Een mooi stukje werk, zou men denken, een symfonisch meesterwerk van parlementsleden in samenspel met de regering, maar ik kan deze beoordeling niet volgen. Het is veeleer een onvoltooide symfonie.

De wet is onafgewerkt omdat noch rekening gehouden werd met het standpunt van de specialisten ter zake, noch met het advies van de diensten, noch met de opmerkingen van de Raad van State, en volstrekt niet met de opmerkingen van de oppositie, waarvan men schijnt te verwachten dat ze bovenal dankbaar moet zijn dat zij nog tot de commissievergaderingen wordt toegelaten en mag luisteren naar de mooi uit het hoofd gespeelde solo die de minister of zijn vertegenwoordiger opvoert, waarna de leden van de meerderheidspartijen eenstemmig, maar zonder veel overtuiging, het ontwerp goedkeuren.

Specialisten en de Orde van de Franse en Vlaamse balies hebben een aantal opmerkingen gemaakt waarmee de wetgever onterecht geen rekening houdt. Het gaat onder meer over de professoren Klees (ULB) en Kuty (Universiteit van Luik).

Zo is het volgens professor Kuty onzinnig om een bevel tot medebrenging uit te vaardigen ten aanzien van een beklaagde die persoonlijk dient te verschijnen (nieuw artikel 152, §2, alinea 2 en 185, §2, alinea 2 van het Wetboek van strafvordering) omdat met dit bevel enkel het bevel tot medebrenging kan bedoeld worden vervat in de wet op de voorlopige hechtenis.

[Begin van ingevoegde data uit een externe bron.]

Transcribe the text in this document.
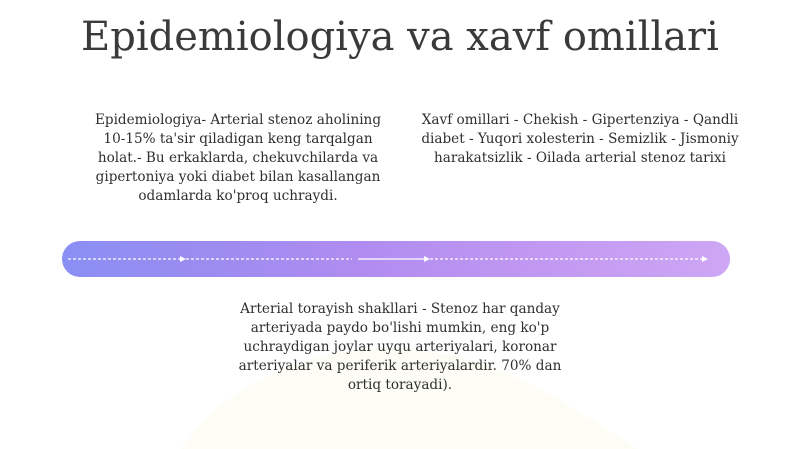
Epidemiologiya va xavf omillari
Epidemiologiya- Arterial stenoz aholining 10-15% ta'sir qiladigan keng tarqalgan holat.- Bu erkaklarda, chekuvchilarda va gipertoniya yoki diabet bilan kasallangan odamlarda ko'proq uchraydi.
Xavf omillari - Chekish - Gipertenziya - Qandli diabet - Yuqori xolesterin - Semizlik - Jismoniy harakatsizlik - Oilada arterial stenoz tarixi
Arterial torayish shakllari - Stenoz har qanday arteriyada paydo bo'lishi mumkin, eng ko'p uchraydigan joylar uyqu arteriyalari, koronar arteriyalar va periferik arteriyalardir. 70% dan ortiq torayadi).
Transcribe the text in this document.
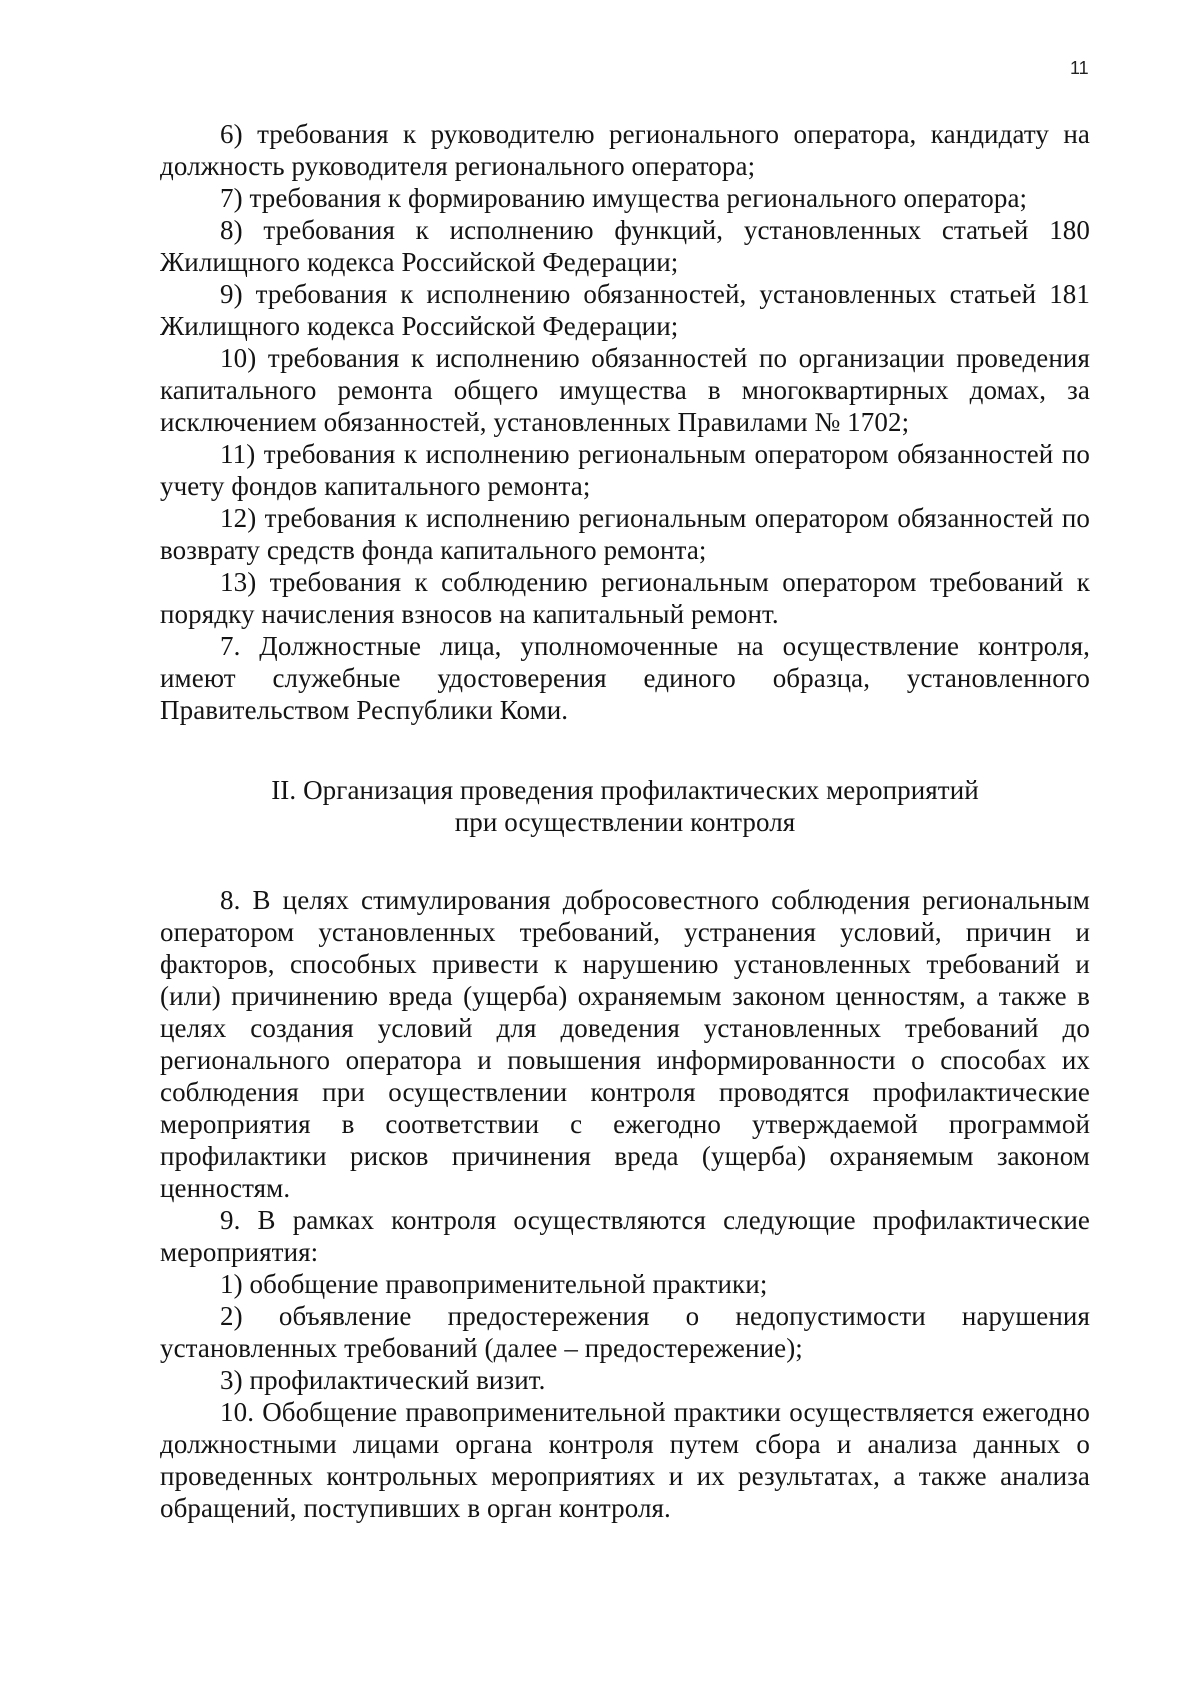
11

6) требования к руководителю регионального оператора, кандидату на должность руководителя регионального оператора;

7) требования к формированию имущества регионального оператора;

8) требования к исполнению функций, установленных статьей 180 Жилищного кодекса Российской Федерации;

9) требования к исполнению обязанностей, установленных статьей 181 Жилищного кодекса Российской Федерации;

10) требования к исполнению обязанностей по организации проведения капитального ремонта общего имущества в многоквартирных домах, за исключением обязанностей, установленных Правилами № 1702;

11) требования к исполнению региональным оператором обязанностей по учету фондов капитального ремонта;

12) требования к исполнению региональным оператором обязанностей по возврату средств фонда капитального ремонта;

13) требования к соблюдению региональным оператором требований к порядку начисления взносов на капитальный ремонт.

7. Должностные лица, уполномоченные на осуществление контроля, имеют служебные удостоверения единого образца, установленного Правительством Республики Коми.

II. Организация проведения профилактических мероприятий
при осуществлении контроля

8. В целях стимулирования добросовестного соблюдения региональным оператором установленных требований, устранения условий, причин и факторов, способных привести к нарушению установленных требований и (или) причинению вреда (ущерба) охраняемым законом ценностям, а также в целях создания условий для доведения установленных требований до регионального оператора и повышения информированности о способах их соблюдения при осуществлении контроля проводятся профилактические мероприятия в соответствии с ежегодно утверждаемой программой профилактики рисков причинения вреда (ущерба) охраняемым законом ценностям.

9. В рамках контроля осуществляются следующие профилактические мероприятия:

1) обобщение правоприменительной практики;

2) объявление предостережения о недопустимости нарушения установленных требований (далее – предостережение);

3) профилактический визит.

10. Обобщение правоприменительной практики осуществляется ежегодно должностными лицами органа контроля путем сбора и анализа данных о проведенных контрольных мероприятиях и их результатах, а также анализа обращений, поступивших в орган контроля.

Dat bevel moet betekend worden op het ogenblik van de vrijheidsbeneming en laat slechts een vrijheidsbeneming van 24 uur toe. Wat nu indien er meer dan 24 uur verloopt tussen de vrijheidsbeneming en de verschijning voor de rechter?

Ook het advies van de diensten van 14 november 2002 bevat een zestal opmerkingen in dezelfde zin over tekortkomingen die tot gevolg hebben dat er een strijdigheid met het EVRM blijft bestaan, met name in gevallen waar het recht op vertegenwoordiging geweigerd wordt. Het betreft hier de vertegenwoordiging voor het militaire strafprocesrecht, de vertegenwoordiging van leden van gewest- of gemeenschapsregeringen en federale ministers, minderjarigen, de assisenprocedure en de procedure bij betrapping op heterdaad.

Ook de voornoemde strafrechtspecialisten zijn het er over eens dat, gelet op arrest-Krombach van Europees Hof van 13 februari 2001, ook vertegenwoordiging voor het hof van assisen mogelijk moet zijn, evenals voor de jeugdrechtbanken en de militaire rechtbanken.

Ook het zeer overtuigende advies van de Raad van State, dat eens te meer niet wordt gevolgd, haalde diezelfde tekortkomingen aan.

Omtrent de vertegenwoordiging van een in hechtenis gestelde voor de onderzoeksgerechten wordt evenmin iets geregeld, ondanks de arresten van 16 maart 1999 en 8 augustus 2000 van het Hof van cassatie daaromtrent.

Bovendien werd geen rekening gehouden met de wet van 7 april 2002 tot invoering van de werkstraf als autonome straf in correctionele en in politiezaken. Door deze wet wordt artikel 37ter van het Wetboek van strafvordering aangepast en dient voor het overwegen, vorderen of vragen van werkstraf de beklaagde nog steeds persoonlijk te verschijnen.

Het werkstuk is dus niet alleen onafgewerkt, het klinkt bovendien weinig harmonieus.

Ik begrijp niet dat bij het samenvoegen van de voorstellen van onze collega's in de Kamer en het ontwerp van de regering, deze vragen van rechtsgeleerden en technische diensten onbeantwoord blijven.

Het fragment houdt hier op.